The full board will vote on the proposal today, but even if it is approved, the agreement must pass the Wisconsin Legislature before it goes into effect.
Under the proposal, Wisconsin students entering the pharmacy program this fall will pay the same rates Minnesota students pay. Students entering the Law School would begin paying Minnesota rates in the 1997-98 school year.
Currently, Wisconsin students in the two schools pay the tuition they would pay in their home state, which is 20 percent to 25 percent less than what Minnesota residents pay.
Wisconsin students who are currently enrolled in either program would continue to pay their home state’s tuition.
Regent Wendell R. Anderson told a committee that reciprocity is a give-and-take agreement, not only between Minnesota and Wisconsin’s higher education institutions, but also between their tax codes.
Anderson told the committee that, when discussing the tuition reciprocity agreement, it is important to understand the history behind it.

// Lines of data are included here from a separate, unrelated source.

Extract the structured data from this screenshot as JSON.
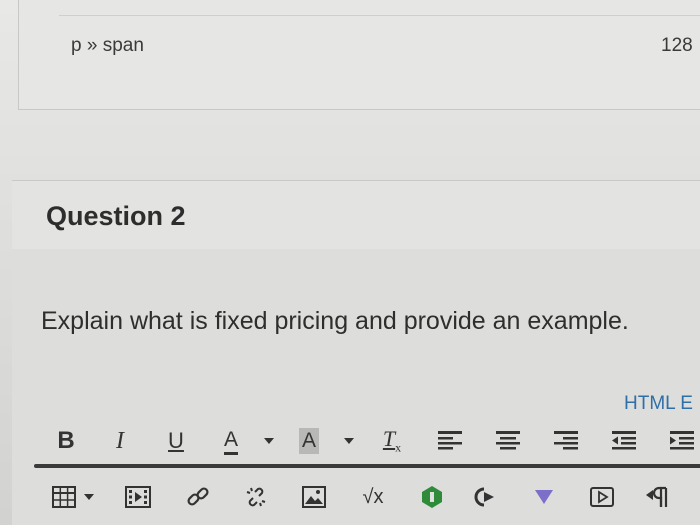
{
  "previous_editor": {
    "element_path": "p » span",
    "word_count": "128"
  },
  "question": {
    "title": "Question 2",
    "prompt": "Explain what is fixed pricing and provide an example.",
    "html_editor_link": "HTML E"
  },
  "toolbar": {
    "bold_label": "B",
    "italic_label": "I",
    "underline_label": "U",
    "font_color_label": "A",
    "background_color_label": "A",
    "clear_format_label": "T",
    "clear_format_sub": "x",
    "math_label": "√x",
    "icons": {
      "table": "table-icon",
      "media": "media-icon",
      "link": "link-icon",
      "unlink": "unlink-icon",
      "image": "image-icon",
      "apps": "apps-icon",
      "embed": "embed-icon",
      "dropdown": "dropdown-icon",
      "video": "video-icon",
      "direction": "paragraph-direction-icon"
    },
    "colors": {
      "apps_green": "#2e8b3a",
      "dropdown_purple": "#7b6fc9",
      "link_blue": "#2f6fa8"
    }
  }
}
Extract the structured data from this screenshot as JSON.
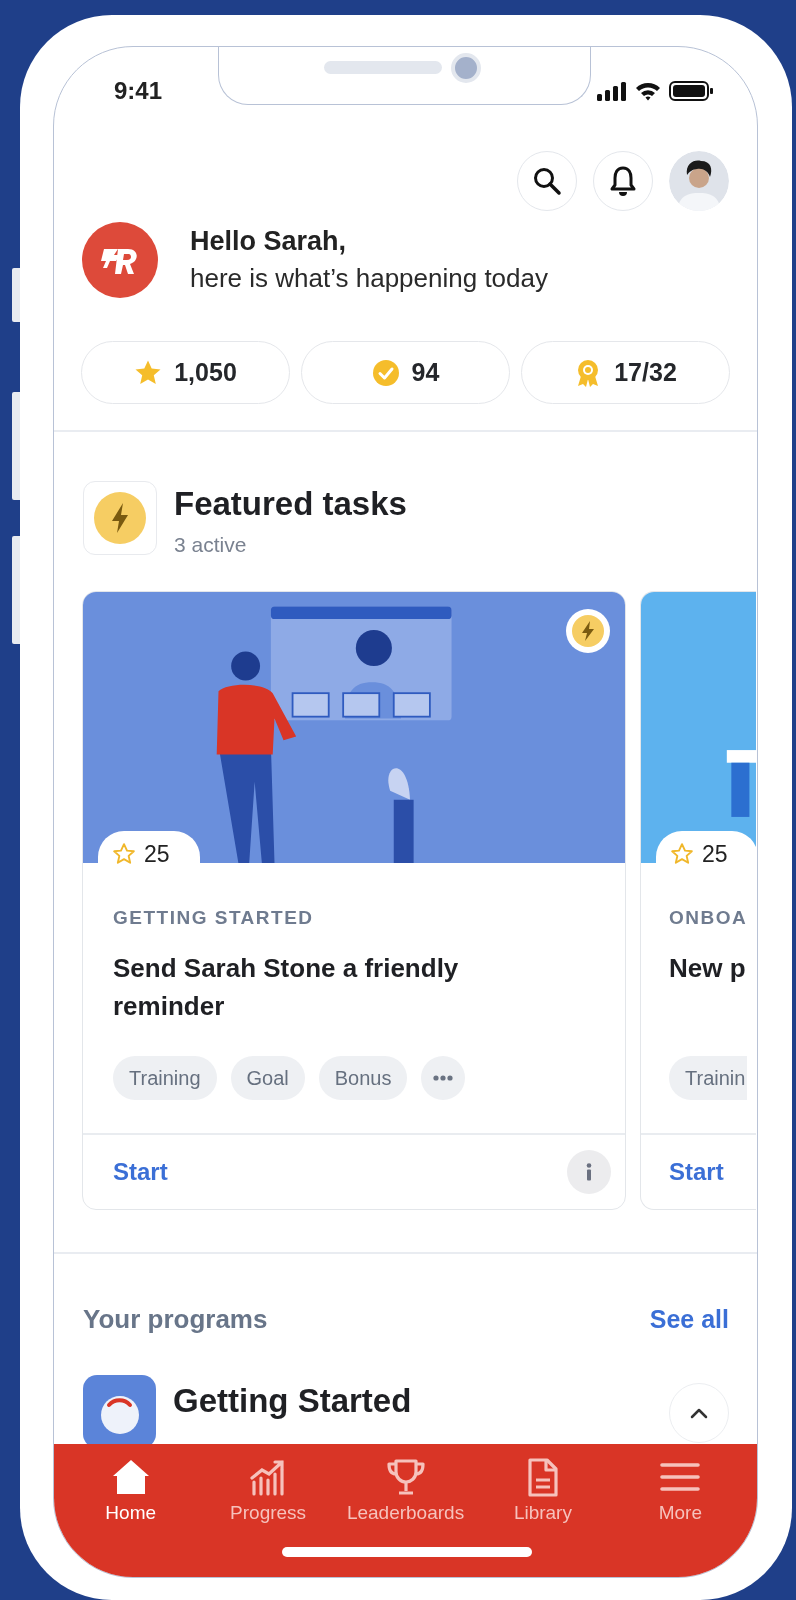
{
  "status_bar": {
    "time": "9:41"
  },
  "header": {
    "greeting": "Hello Sarah,",
    "subtitle": "here is what’s happening today"
  },
  "stats": [
    {
      "kind": "star",
      "value": "1,050"
    },
    {
      "kind": "check",
      "value": "94"
    },
    {
      "kind": "award",
      "value": "17/32"
    }
  ],
  "featured": {
    "title": "Featured tasks",
    "subtitle": "3 active",
    "cards": [
      {
        "points": "25",
        "category": "GETTING STARTED",
        "title": "Send Sarah Stone a friendly reminder",
        "tags": [
          "Training",
          "Goal",
          "Bonus"
        ],
        "more": true,
        "action": "Start",
        "info": true,
        "featured": true,
        "image": {
          "kind": "picture"
        }
      },
      {
        "points": "25",
        "category": "ONBOA",
        "title": "New p",
        "tags": [
          "Trainin"
        ],
        "action": "Start",
        "image": {
          "kind": "picture"
        }
      }
    ]
  },
  "programs": {
    "title": "Your programs",
    "see_all": "See all",
    "items": [
      {
        "title": "Getting Started",
        "expanded": true
      }
    ]
  },
  "nav": [
    {
      "kind": "home",
      "label": "Home",
      "selected": true
    },
    {
      "kind": "progress",
      "label": "Progress",
      "selected": false
    },
    {
      "kind": "trophy",
      "label": "Leaderboards",
      "selected": false
    },
    {
      "kind": "document",
      "label": "Library",
      "selected": false
    },
    {
      "kind": "menu",
      "label": "More",
      "selected": false
    }
  ]
}
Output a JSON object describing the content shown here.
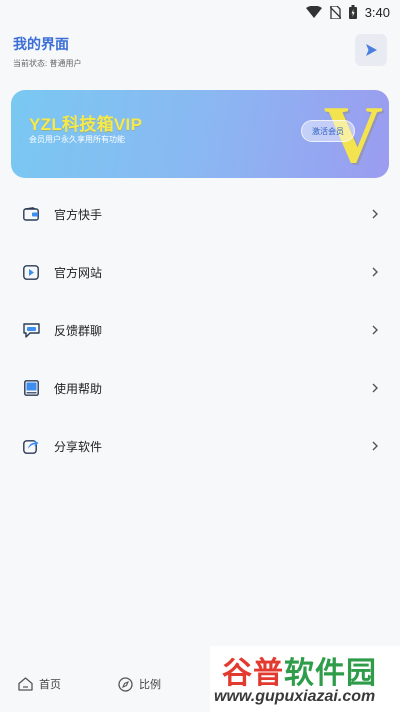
{
  "status_bar": {
    "time": "3:40",
    "icons": [
      "wifi-icon",
      "no-sim-icon",
      "battery-icon"
    ]
  },
  "header": {
    "title": "我的界面",
    "status_label": "当前状态:",
    "status_value": "普通用户",
    "action_icon": "play-icon"
  },
  "vip_banner": {
    "title": "YZL科技箱VIP",
    "subtitle": "会员用户永久享用所有功能",
    "logo_letter": "V",
    "button_label": "激活会员"
  },
  "menu": {
    "items": [
      {
        "label": "官方快手",
        "icon": "wallet-icon"
      },
      {
        "label": "官方网站",
        "icon": "video-play-icon"
      },
      {
        "label": "反馈群聊",
        "icon": "chat-icon"
      },
      {
        "label": "使用帮助",
        "icon": "book-icon"
      },
      {
        "label": "分享软件",
        "icon": "share-icon"
      }
    ]
  },
  "bottom_nav": {
    "items": [
      {
        "label": "首页",
        "icon": "home-icon"
      },
      {
        "label": "比例",
        "icon": "compass-icon"
      }
    ]
  },
  "watermark": {
    "part1": "谷普",
    "part2": "软件园",
    "url": "www.gupuxiazai.com"
  },
  "colors": {
    "accent": "#3b6fd6",
    "vip_gold": "#f6e94a",
    "banner_start": "#79c8f2",
    "banner_end": "#9b9cf0"
  }
}
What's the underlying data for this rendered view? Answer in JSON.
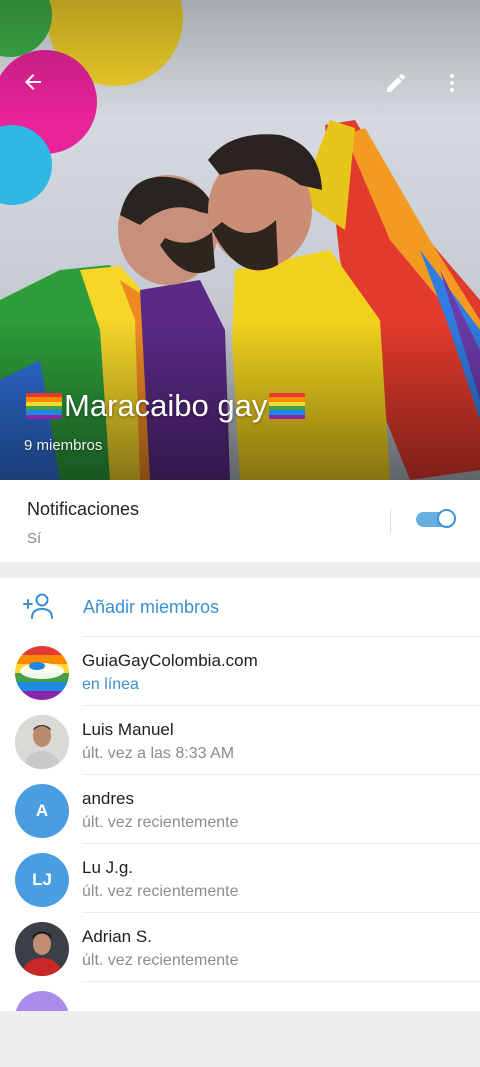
{
  "header": {
    "title": "Maracaibo gay",
    "members_count": "9 miembros",
    "icons": [
      "back-arrow-icon",
      "pencil-icon",
      "more-vert-icon"
    ]
  },
  "notifications": {
    "label": "Notificaciones",
    "value": "Sí",
    "enabled": true
  },
  "members": {
    "add_label": "Añadir miembros",
    "list": [
      {
        "name": "GuiaGayColombia.com",
        "status": "en línea",
        "online": true
      },
      {
        "name": "Luis Manuel",
        "status": "últ. vez a las 8:33 AM",
        "online": false
      },
      {
        "name": "andres",
        "status": "últ. vez recientemente",
        "initials": "A",
        "online": false
      },
      {
        "name": "Lu J.g.",
        "status": "últ. vez recientemente",
        "initials": "LJ",
        "online": false
      },
      {
        "name": "Adrian S.",
        "status": "últ. vez recientemente",
        "online": false
      }
    ]
  },
  "colors": {
    "accent": "#3a8fd1",
    "avatar_blue": "#4a9de0",
    "avatar_purple": "#a98bea",
    "toggle_track": "#68aee3"
  }
}
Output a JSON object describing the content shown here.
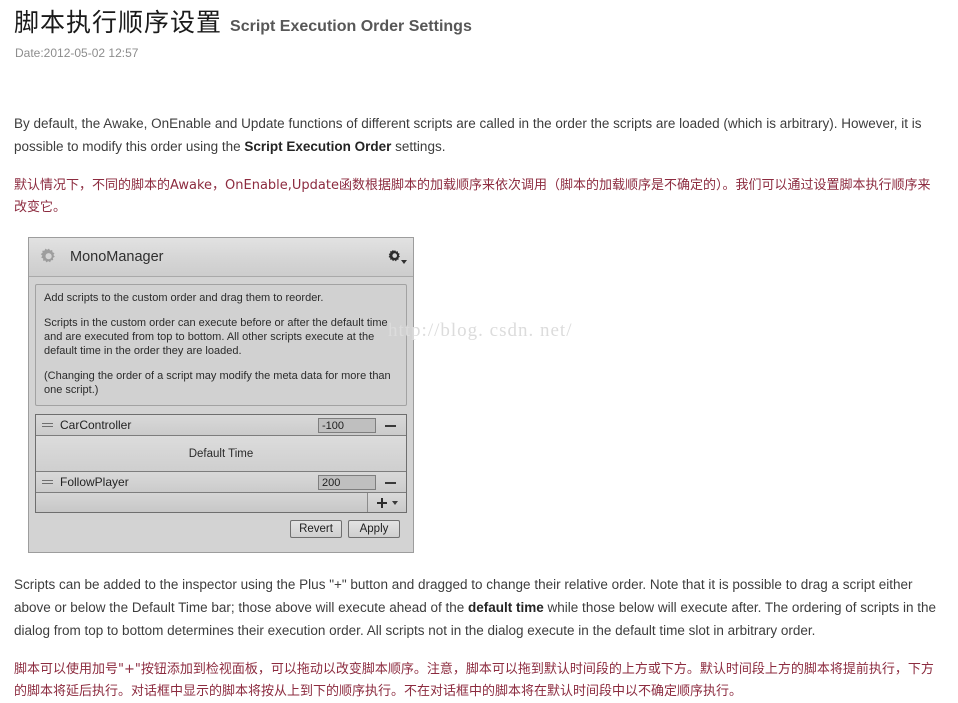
{
  "header": {
    "title_cn": "脚本执行顺序设置",
    "title_en": "Script Execution Order Settings",
    "date": "Date:2012-05-02 12:57"
  },
  "watermark": "http://blog. csdn. net/",
  "intro": {
    "en_part1": "By default, the Awake, OnEnable and Update functions of different scripts are called in the order the scripts are loaded (which is arbitrary). However, it is possible to modify this order using the ",
    "en_bold": "Script Execution Order",
    "en_part2": " settings.",
    "cn": "默认情况下，不同的脚本的Awake，OnEnable,Update函数根据脚本的加载顺序来依次调用（脚本的加载顺序是不确定的）。我们可以通过设置脚本执行顺序来改变它。"
  },
  "panel": {
    "title": "MonoManager",
    "gear_icon": "gear-icon",
    "settings_icon": "settings-gear-icon",
    "help": {
      "p1": "Add scripts to the custom order and drag them to reorder.",
      "p2": "Scripts in the custom order can execute before or after the default time and are executed from top to bottom. All other scripts execute at the default time in the order they are loaded.",
      "p3": "(Changing the order of a script may modify the meta data for more than one script.)"
    },
    "rows": [
      {
        "name": "CarController",
        "value": "-100",
        "handle_icon": "drag-handle-icon",
        "remove_icon": "minus-icon"
      },
      {
        "name": "FollowPlayer",
        "value": "200",
        "handle_icon": "drag-handle-icon",
        "remove_icon": "minus-icon"
      }
    ],
    "default_time_label": "Default Time",
    "add_button": {
      "icon": "plus-icon",
      "caret_icon": "chevron-down-icon"
    },
    "footer": {
      "revert_label": "Revert",
      "apply_label": "Apply"
    }
  },
  "outro": {
    "en_part1": "Scripts can be added to the inspector using the Plus \"+\" button and dragged to change their relative order. Note that it is possible to drag a script either above or below the Default Time bar; those above will execute ahead of the ",
    "en_bold": "default time",
    "en_part2": " while those below will execute after. The ordering of scripts in the dialog from top to bottom determines their execution order. All scripts not in the dialog execute in the default time slot in arbitrary order.",
    "cn": "脚本可以使用加号\"+\"按钮添加到检视面板，可以拖动以改变脚本顺序。注意，脚本可以拖到默认时间段的上方或下方。默认时间段上方的脚本将提前执行，下方的脚本将延后执行。对话框中显示的脚本将按从上到下的顺序执行。不在对话框中的脚本将在默认时间段中以不确定顺序执行。"
  },
  "colors": {
    "cn_text": "#8c2b3f",
    "en_text": "#3d3d3d",
    "panel_bg": "#d3d3d3"
  }
}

Anderson, who was Minnesota’s governor from 1970-76, said reciprocity in higher education came about because of tax reciprocity.
About 25 years ago, Minnesota repealed tax reciprocity for Wisconsin residents who worked here when the Wisconsin government refused reciprocity in higher education, Anderson said.
After this happened, Minnesota and Wisconsin started a new reciprocity program that was supposed to benefit both the state governments and the students.
“The idea was to give students the benefit of the marketplace,” Anderson said. More than 250,000 people have taken advantage of the reciprocity agreement, he added.
States are supposed to reimburse higher education institutions for all losses incurred as a result of reciprocity each year, Anderson said.
However, the University only gets about 50 percent of its losses reimbursed, said Jim Infante, senior vice president for Academic Affairs.
Infante said Minnesota students are getting short-changed under the current agreement, especially in the professional studies programs, because Wisconsin students pay less for the same education.
The law and pharmacy programs lose around $300,000 per year with the current reciprocity agreement, said Gene Allen, provost for Professional Studies. The Law School is under Allen’s provostal unit.